Dirigido por Júlio Bressane, o filme “Matou a Família e Foi ao Cinema”, de 1969, é um dos grandes clássicos do cinema marginal e do cinema nacional. A obra não tem um roteiro linear: trata-se de uma sequência de histórias em que o, ou os, protagonistas chegam aos limites de seus delírios e encontram na morte (na deles mesmos ou na de terceiros) o clímax da insanidade. A primeira história é justamente a que dá o título do filme: um jovem de classe média baixa mata os pais a sangue frio, usando uma navalha, e em seguida vai ao cinema assistir a “Perdidos de amor”, alienando-se em uma prisão mental alternada entre alucinação e realidade, e ignorando completamente e o peso e as consequências do ato que acabara de cometer.

Por vezes, compete ao jornalismo, sobretudo a jornalistas que têm na sétima arte uma paixão — caso deste articulista que vos fala —, traçar paralelos, comparativos a situações da vida real à ficção vista na grande tela. E agora não poderia ser diferente.

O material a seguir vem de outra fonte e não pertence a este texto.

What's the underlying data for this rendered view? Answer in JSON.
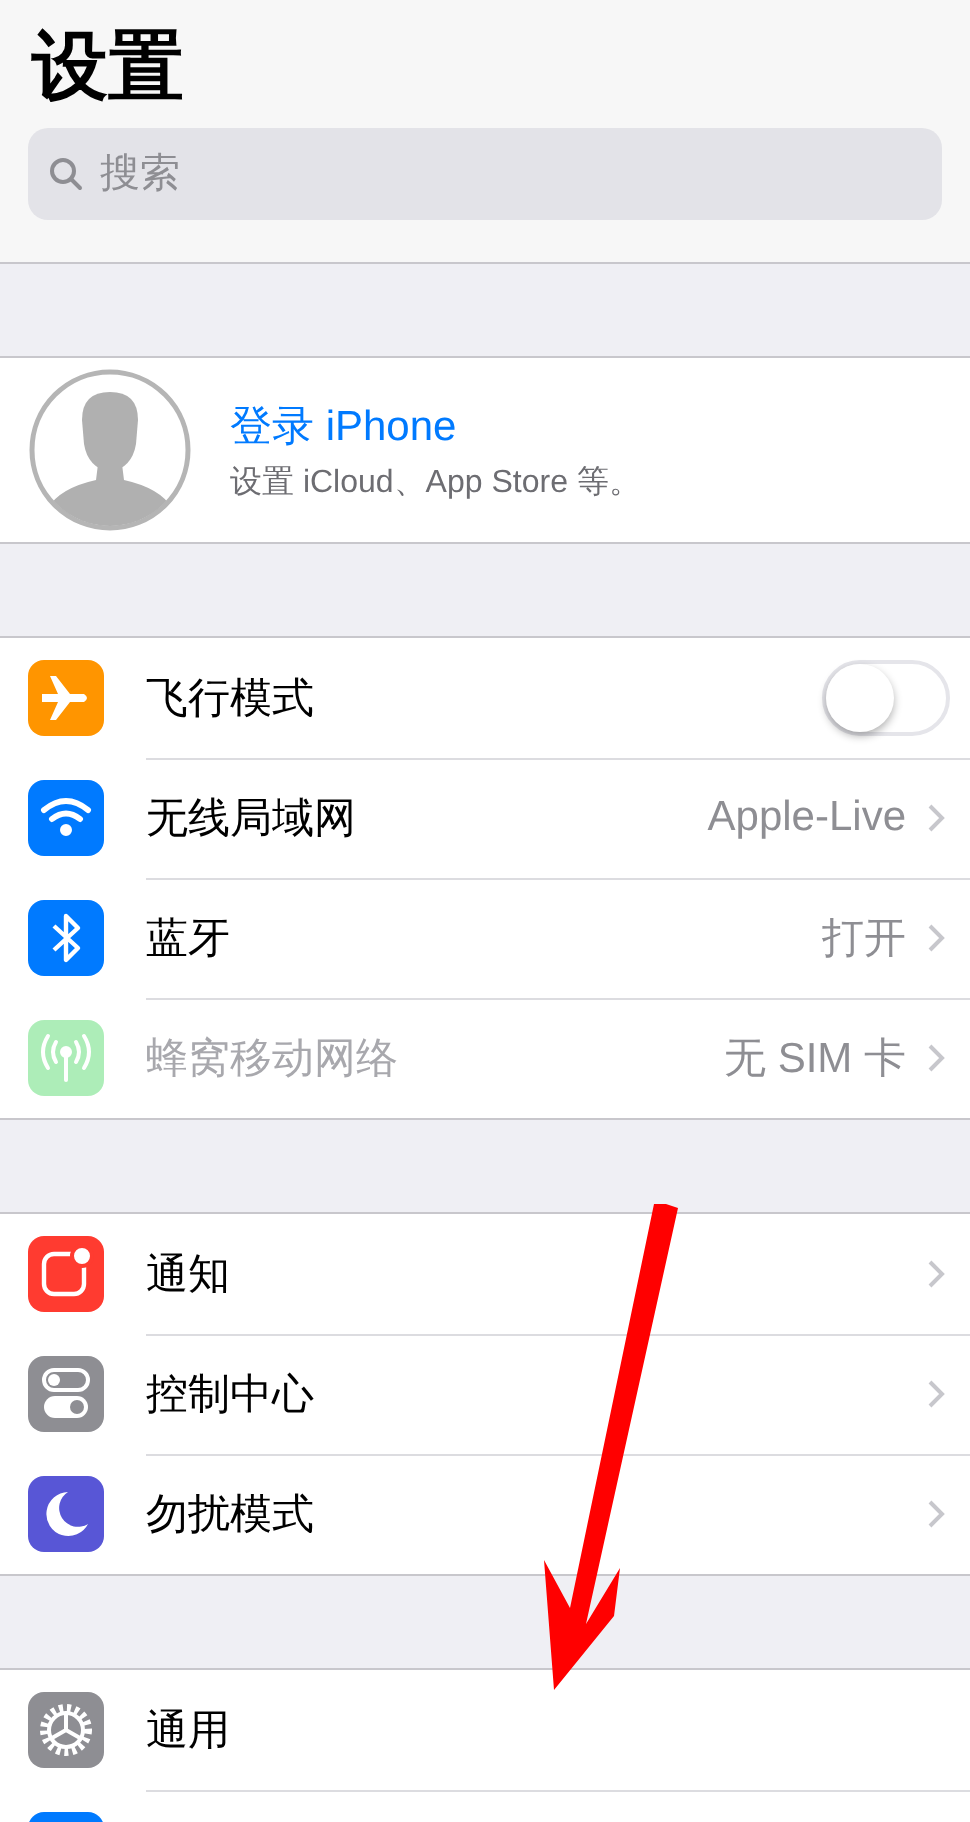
{
  "title": "设置",
  "search": {
    "placeholder": "搜索"
  },
  "account": {
    "title": "登录 iPhone",
    "subtitle": "设置 iCloud、App Store 等。"
  },
  "groups": [
    {
      "rows": [
        {
          "kind": "toggle",
          "label": "飞行模式",
          "on": false,
          "disabled": false
        },
        {
          "kind": "link",
          "label": "无线局域网",
          "value": "Apple-Live",
          "chevron": true,
          "disabled": false
        },
        {
          "kind": "link",
          "label": "蓝牙",
          "value": "打开",
          "chevron": true,
          "disabled": false
        },
        {
          "kind": "link",
          "label": "蜂窝移动网络",
          "value": "无 SIM 卡",
          "chevron": true,
          "disabled": true
        }
      ]
    },
    {
      "rows": [
        {
          "kind": "link",
          "label": "通知",
          "chevron": true,
          "disabled": false
        },
        {
          "kind": "link",
          "label": "控制中心",
          "chevron": true,
          "disabled": false
        },
        {
          "kind": "link",
          "label": "勿扰模式",
          "chevron": true,
          "disabled": false
        }
      ]
    },
    {
      "rows": [
        {
          "kind": "link",
          "label": "通用",
          "chevron": false,
          "disabled": false
        },
        {
          "kind": "partial"
        }
      ]
    }
  ],
  "annotation": {
    "kind": "arrow"
  }
}
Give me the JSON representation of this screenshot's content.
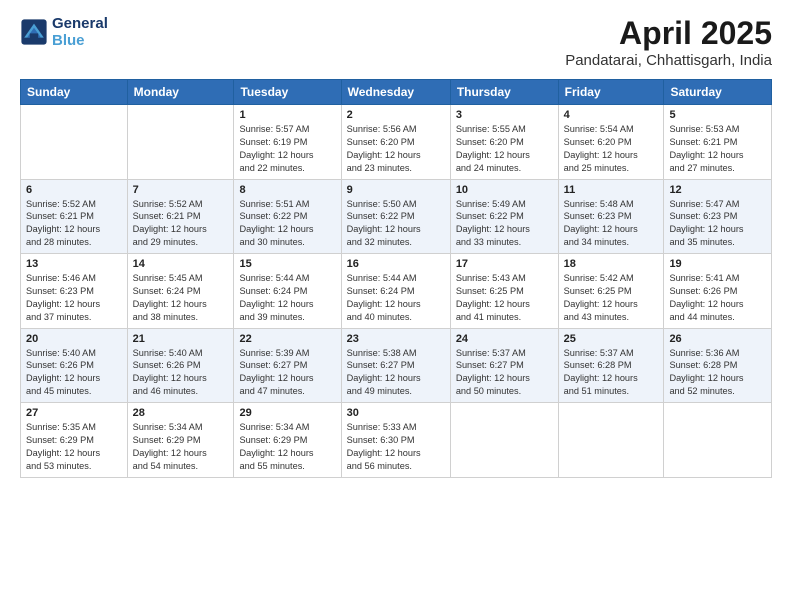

Na manhã de terça-feira, 8, cerca de 2 mil servidores comissionados da Prefeitura de Goiânia levantaram-se de suas camas desempregados. Com a publicação no Diário Oficial do Município do que foi apelidado de “Decretão”, o prefeito Rogério Cruz (Solidariedade) dispensou ou exonerou quase que integralmente o quadro de servidores em cargos de comissão ou confiança que atuavam nas mais diversas pastas municipais de Goiânia. Da Saúde, passando pela Secretaria de Comunicação e Finanças até a Educação, praticamente nenhuma se salvou.

O ato veio pouco depois após o chefe do Executivo municipal sofrer uma derrota acachapante nas urnas, no domingo de votação. Confirmando as expectativas, Rogério recebeu pouco mais de 21 mil votos (menos de 4% dos votos), ficando atrás de todos os outros candidatos, com exceção do Professor Pantaleão, do UP.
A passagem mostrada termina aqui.